Beyond candidates, there will probably be a vote on a quarter-billion dollars in bonds to expand the Harris County jail. Voters already said "no" to the plan once, but like a bad penny the idea keeps coming back. We'll likely see one or two other county jail plebiscites next year, if I had to guess, though none have been formally set yet.

What other state or local criminal-justice related elections are you watching next year? Let me know in the comments.


Matthew Venhaus said...

Under the O'Connor proposal, how are the state commissions selected?

Gritsforbreakfast said...

Solely by salutary saints and scholars, I'm certain.

Anonymous said...

Well, there's Smith County . . . Judge Joel Baker and his everlonging quest for a new jail. I'm not sure he has any competition, but I'm sure the rest of the judges in the county would support anyone other than him short of Howdy Duty.

Atticus said...

"Merit" - such a good sounding word! But who selects the selectors? Aye, there's the rub, and is the key question and problem in any "merit" system. It really doesn't remove "politics", does it? Want "nonpartisan" judicial elections? You really don't want the 3-5% who now vote in school board and city council elections to select the entire judiciary, do you? Remove "straight ticket" voting and the large law firms gain control.
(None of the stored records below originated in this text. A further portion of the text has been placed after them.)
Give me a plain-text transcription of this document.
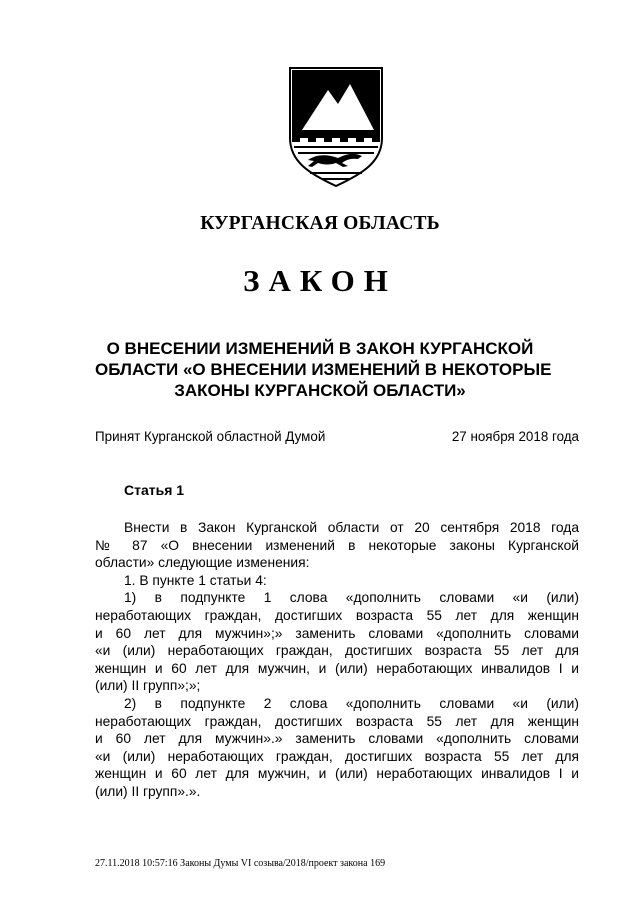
КУРГАНСКАЯ ОБЛАСТЬ
ЗАКОН
О ВНЕСЕНИИ ИЗМЕНЕНИЙ В ЗАКОН КУРГАНСКОЙ
ОБЛАСТИ «О ВНЕСЕНИИ ИЗМЕНЕНИЙ В НЕКОТОРЫЕ
ЗАКОНЫ КУРГАНСКОЙ ОБЛАСТИ»
Принят Курганской областной Думой	27 ноября 2018 года
Статья 1
Внести в Закон Курганской области от 20 сентября 2018 года
№ 87 «О внесении изменений в некоторые законы Курганской
области» следующие изменения:
1. В пункте 1 статьи 4:
1) в подпункте 1 слова «дополнить словами «и (или)
неработающих граждан, достигших возраста 55 лет для женщин
и 60 лет для мужчин»;» заменить словами «дополнить словами
«и (или) неработающих граждан, достигших возраста 55 лет для
женщин и 60 лет для мужчин, и (или) неработающих инвалидов I и
(или) II групп»;»;
2) в подпункте 2 слова «дополнить словами «и (или)
неработающих граждан, достигших возраста 55 лет для женщин
и 60 лет для мужчин».» заменить словами «дополнить словами
«и (или) неработающих граждан, достигших возраста 55 лет для
женщин и 60 лет для мужчин, и (или) неработающих инвалидов I и
(или) II групп».».
27.11.2018 10:57:16 Законы Думы VI созыва/2018/проект закона 169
When looked at in that light, it's hard to beat our current electoral system, imperfect though it may be.

Anonymous said...

Scott, look for Nicholas LaHood to unseat Bexar DA Susan "Free to Move about the country via Southwest Airlines free voucher scandal" Reed. DA Reed had her flunkies take the hit so she could come out smelling like a rose. It will likely cost her this next election. Nico LaHood will be good fir Bexar County and bring back a better and more cordial environment at the DA's office.
Also watch for incumbent Judge Monica "Free to fly about the country via Southwest Airlines ticket scandal" Guerrero to be sent packing by the voters whom are tired of the "Do as I say not as I do" attitude she exhibits in and out of her courtroom. Several other Judges (Kazen, Angelini, Alonzo, Garraghan-Moulder) may be in trouble due to their failure to fix "their mess" with regards to Chief Fitzgerald at the Bexar County adult probation department.
It's time to clean up the courthouse voters!!!

Anonymous said...

Democrats in Bexar should be primed for similar gains in judicial seats, but corruption and disarray in their county party could prevent them from capitalizing on the opportunity.

Are you upset by the corruption or by the fact that since corruption was uncovered a democrat might not be elected?

Matthew Venhaus said...

Jo Anne Bernal and Teresa Caballero will face off in the Democratic Primary for the El Paso County Attorney spot vacated by Jose Rodriguez. I suspect Bernal will win handily, but TC's presence should shed more light on El Paso's fraudulent medical examiner, Paul Shrode.